私たちの心というのは、不思議なものですね。
やりたいと思ってもできない事があったり、やりたくないのにやってしまったり。頭では分かっているのに、そのようにできないのは、珍しい事ではありません。
どうしてこんな事が起きるのでしょう?
それは、私たちは心を2つ持っているからです。
一つは「意識」あるいは「顕在意識」と呼ばれるもので、自分でコントロールできる部分です。自分と他人の区別をつけたり、常識的な、客観的な判断をつかさどっている部分で、善悪の区別をつけられます。悩んだり、苦しんだり、不安になったり、自分を責めたりするのも、この部分です。

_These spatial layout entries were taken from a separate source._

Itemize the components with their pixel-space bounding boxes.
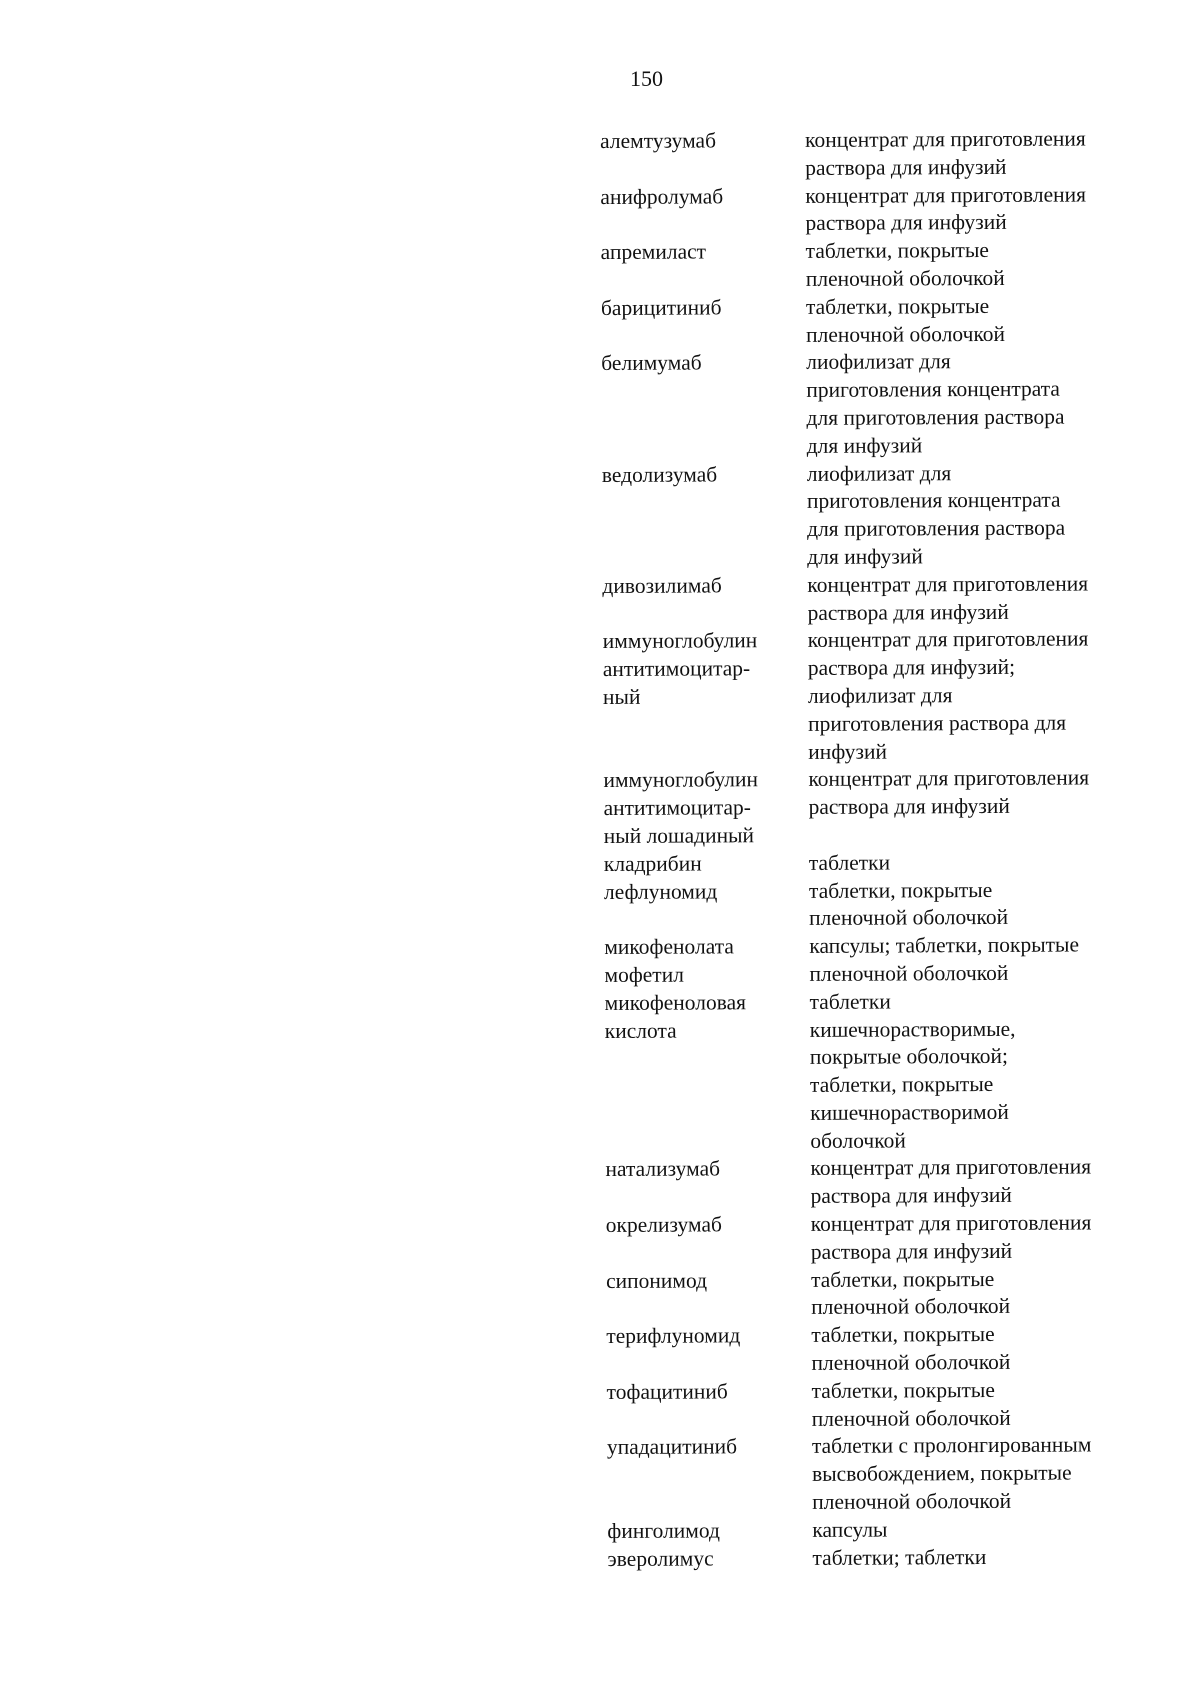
table-row (607, 1543, 1167, 1574)
dosage-form-line: пленочной оболочкой (805, 265, 1005, 291)
dosage-form (808, 625, 1149, 766)
drug-name-line: кладрибин (603, 851, 702, 876)
table-row (607, 1432, 1167, 1518)
dosage-form-line: концентрат для приготовления (805, 126, 1086, 152)
dosage-form-line: раствора для инфузий (810, 1183, 1012, 1209)
dosage-form-line: для приготовления раствора (807, 515, 1066, 542)
table-row (605, 987, 1166, 1157)
drug-name (602, 460, 808, 572)
drug-name (606, 1211, 811, 1268)
drug-name (605, 1155, 810, 1212)
drug-name-line: ный (602, 684, 641, 709)
table-row (602, 570, 1162, 629)
dosage-form-line: раствора для инфузий (810, 1238, 1013, 1264)
dosage-form-line: раствора для инфузий (805, 210, 1007, 236)
dosage-form-line: таблетки; таблетки (812, 1544, 987, 1570)
dosage-form-line: приготовления раствора для (808, 710, 1067, 736)
table-row (607, 1376, 1167, 1435)
dosage-form-line: концентрат для приготовления (810, 1210, 1092, 1236)
dosage-form-line: инфузий (808, 739, 888, 764)
drug-name-line: эверолимус (607, 1546, 714, 1571)
drug-name (604, 850, 809, 879)
drug-name (603, 627, 809, 767)
drug-name-line: лефлуномид (603, 878, 718, 904)
dosage-form (806, 292, 1146, 349)
dosage-form-line: пленочной оболочкой (811, 1294, 1011, 1320)
dosage-form-line: концентрат для приготовления (807, 571, 1089, 597)
table-row (600, 125, 1160, 184)
dosage-form-line: концентрат для приготовления (805, 182, 1087, 208)
dosage-form (810, 987, 1151, 1156)
dosage-form-line: для инфузий (807, 544, 923, 569)
drug-name-line: окрелизумаб (605, 1212, 722, 1238)
dosage-form (808, 764, 1148, 849)
dosage-form-line: пленочной оболочкой (811, 1349, 1011, 1375)
dosage-form-line: раствора для инфузий; (807, 654, 1016, 681)
dosage-form-line: таблетки, покрытые (805, 238, 989, 264)
dosage-form-line: раствора для инфузий (807, 599, 1009, 625)
drug-name (601, 238, 806, 295)
dosage-form-line: концентрат для приготовления (808, 765, 1090, 792)
dosage-form-line: покрытые оболочкой; (809, 1044, 1009, 1070)
drug-name-line: тофацитиниб (606, 1379, 728, 1404)
dosage-form (809, 931, 1149, 988)
drug-name (601, 294, 806, 351)
drug-name-line: натализумаб (605, 1156, 721, 1182)
dosage-form-line: концентрат для приготовления (807, 626, 1089, 653)
table-row (607, 1515, 1167, 1546)
dosage-form (806, 348, 1147, 461)
drug-name-line: кислота (604, 1018, 677, 1043)
table-row (601, 292, 1161, 351)
drug-name-line: ведолизумаб (601, 461, 718, 487)
drug-name (607, 1545, 812, 1574)
dosage-form-line: раствора для инфузий (805, 154, 1007, 180)
drug-name-line: упадацитиниб (606, 1434, 738, 1460)
drug-name-line: антитимоцитар- (602, 656, 751, 682)
drug-name-line: микофенолата (604, 934, 734, 960)
dosage-form-line: таблетки, покрытые (811, 1322, 995, 1348)
dosage-form-line: таблетки с пролонгированным (811, 1432, 1092, 1459)
table-row (600, 181, 1160, 240)
drug-name-line: иммуноглобулин (602, 628, 758, 654)
dosage-form-line (809, 820, 1149, 850)
dosage-form (810, 1154, 1150, 1211)
drug-name (600, 183, 805, 240)
drug-name (604, 877, 809, 934)
drug-name-line: барицитиниб (600, 295, 722, 320)
dosage-form-line: пленочной оболочкой (811, 1405, 1011, 1431)
drug-name-line: мофетил (604, 962, 684, 987)
drug-name (602, 572, 807, 629)
drug-name-line: алемтузумаб (600, 128, 717, 153)
dosage-form-line: пленочной оболочкой (809, 960, 1009, 986)
dosage-form (807, 459, 1148, 572)
drug-name (607, 1378, 812, 1435)
dosage-form-line: приготовления концентрата (806, 376, 1060, 403)
dosage-form-line: кишечнорастворимой (810, 1099, 1009, 1125)
table-row (601, 347, 1162, 461)
dosage-form (806, 236, 1146, 293)
drug-name-line: сипонимод (605, 1268, 708, 1293)
drug-name (607, 1517, 812, 1546)
table-row (604, 848, 1164, 879)
dosage-form-line: для приготовления раствора (806, 404, 1065, 430)
dosage-form-line: пленочной оболочкой (812, 1488, 1012, 1514)
table-row (604, 931, 1164, 990)
drug-name-line: микофеноловая (604, 989, 747, 1015)
dosage-form (812, 1376, 1152, 1433)
dosage-form-line: лиофилизат для (806, 460, 952, 486)
dosage-form-line: высвобождением, покрытые (811, 1460, 1072, 1487)
dosage-form (809, 848, 1149, 878)
table-row (606, 1320, 1166, 1379)
table-row (605, 1154, 1165, 1213)
drug-name (606, 1267, 811, 1324)
drug-name-line: терифлуномид (606, 1323, 741, 1349)
dosage-form-line: таблетки (808, 850, 891, 875)
dosage-form-line: кишечнорастворимые, (809, 1016, 1016, 1042)
drug-name-line: анифролумаб (600, 183, 724, 209)
table-row (604, 876, 1164, 935)
dosage-form-line: концентрат для приготовления (810, 1154, 1092, 1181)
dosage-form-line: капсулы; таблетки, покрытые (809, 932, 1080, 959)
dosage-form-line: таблетки, покрытые (805, 293, 990, 319)
dosage-form (807, 570, 1147, 627)
dosage-form-line: пленочной оболочкой (809, 905, 1009, 931)
drug-name-line: апремиласт (600, 239, 707, 265)
dosage-form-line: раствора для инфузий (808, 793, 1010, 820)
table-row (601, 236, 1161, 295)
drug-name (603, 766, 808, 850)
drug-name-line: ный лошадиный (603, 823, 755, 848)
table-row (603, 625, 1164, 767)
dosage-form (805, 125, 1145, 182)
dosage-form (812, 1432, 1152, 1517)
drug-name (601, 349, 807, 461)
drug-table (600, 125, 1168, 1573)
dosage-form (809, 876, 1149, 933)
drug-name (606, 1322, 811, 1379)
dosage-form-line: приготовления концентрата (806, 487, 1061, 514)
dosage-form (805, 181, 1145, 238)
dosage-form (811, 1209, 1151, 1266)
dosage-form-line: таблетки, покрытые (811, 1377, 995, 1403)
table-row (606, 1265, 1166, 1324)
dosage-form-line: лиофилизат для (807, 683, 953, 708)
drug-name (605, 989, 811, 1157)
drug-name-line: антитимоцитар- (603, 795, 751, 821)
dosage-form (811, 1265, 1151, 1322)
dosage-form-line: таблетки, покрытые (810, 1266, 995, 1292)
table-row (603, 764, 1163, 850)
drug-name-line: белимумаб (601, 350, 702, 376)
drug-name-line: дивозилимаб (602, 573, 722, 598)
dosage-form-line: для инфузий (806, 433, 923, 458)
drug-name (607, 1433, 812, 1517)
drug-name-line: иммуноглобулин (603, 767, 759, 793)
dosage-form (812, 1543, 1152, 1573)
table-row (606, 1209, 1166, 1268)
dosage-form-line: лиофилизат для (806, 349, 951, 375)
drug-name-line: финголимод (607, 1518, 721, 1543)
dosage-form-line: таблетки, покрытые (808, 877, 993, 903)
dosage-form (811, 1320, 1151, 1377)
dosage-form-line: пленочной оболочкой (806, 321, 1006, 347)
table-row (602, 459, 1163, 573)
dosage-form-line: капсулы (812, 1517, 888, 1542)
dosage-form-line: таблетки (809, 989, 891, 1014)
drug-name (600, 127, 805, 184)
dosage-form-line: оболочкой (810, 1128, 906, 1153)
drug-name (604, 933, 809, 990)
page-number: 150 (630, 66, 663, 91)
dosage-form-line: таблетки, покрытые (809, 1072, 994, 1098)
dosage-form (812, 1515, 1152, 1545)
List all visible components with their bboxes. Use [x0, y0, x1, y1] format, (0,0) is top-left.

(顕在意識という言葉は分かりにくいので、ここでは頭(意識)と表します)
もう一つは「潜在意識」あるいは「無意識」と呼ばれるもので、自分ではコントロールできない部分です。ここは私たちが生きていくのに必要な情報が、すべて入っています。そのおかげで、寝ている時にも心臓や呼吸が止まらず、体温や免疫も正常に保たれているのです。このように、その人が安全に生き延びるために、24時間働き続けている所です。また、今までに体験したことや学んだこと、味わった感情なども、すべて保存されていると言われています。
ここは時間の感覚があいまいで、過去・現在・未来の区別をしません。自分が世界の中心であり、客観的な判断や、善悪の区別、現実と空想の区別もしていません。
頭(意識)は客観的な大人の意識、潜在意識は小さな子供の意識ともいわれます。
このように大きな違いがある2つの意識ですが、もうひとつの大きな違いがあります。それは、入っている情報の量です。
私たちはたくさんの事を考えたり感じたりできますが、潜在意識の中には、それよりずっと多くの情報が入っています。
その量は、今までは頭(意識)の10倍と言われていましたが、最近の脳科学の進歩のおかげで、100倍とも、1000倍とも言われるようになってきました。さらには1万倍、100万倍という研究者もいるそうです!
こんなにも差があるので、2つの意識が違う事をやろうとした時、圧倒的に勝つのは潜在意識の方なんです。
普段の生活では、私たちは潜在意識の事は気にしないで暮らしていますが、それは、頭で考えたことと潜在意識の考えが同じだからです。言い換えれば、私たちは毎日、ほとんど潜在意識の通りに暮らしているのです。
だから頭(意識)が違う事を考え始めると、とたんにうまく行かなくなってきます。「やりたいのにできない」「やりたくないのにできない」という状態になるわけです。
これが悩みや苦しみの、大きな原因です。その食い違いがとても大きくなって、体に現れたのが病気だと言われます。
こんなに食い違ってしまう原因は、この2つの間には「クリティカルファクター」という蓋があって、自由に交流できないようになっているからです。
催眠療法は、このクリティカルファクターの働きを弱め、頭(意識)と潜在意識がコミュニケーションできるようにする、とても安全で優れた方法です。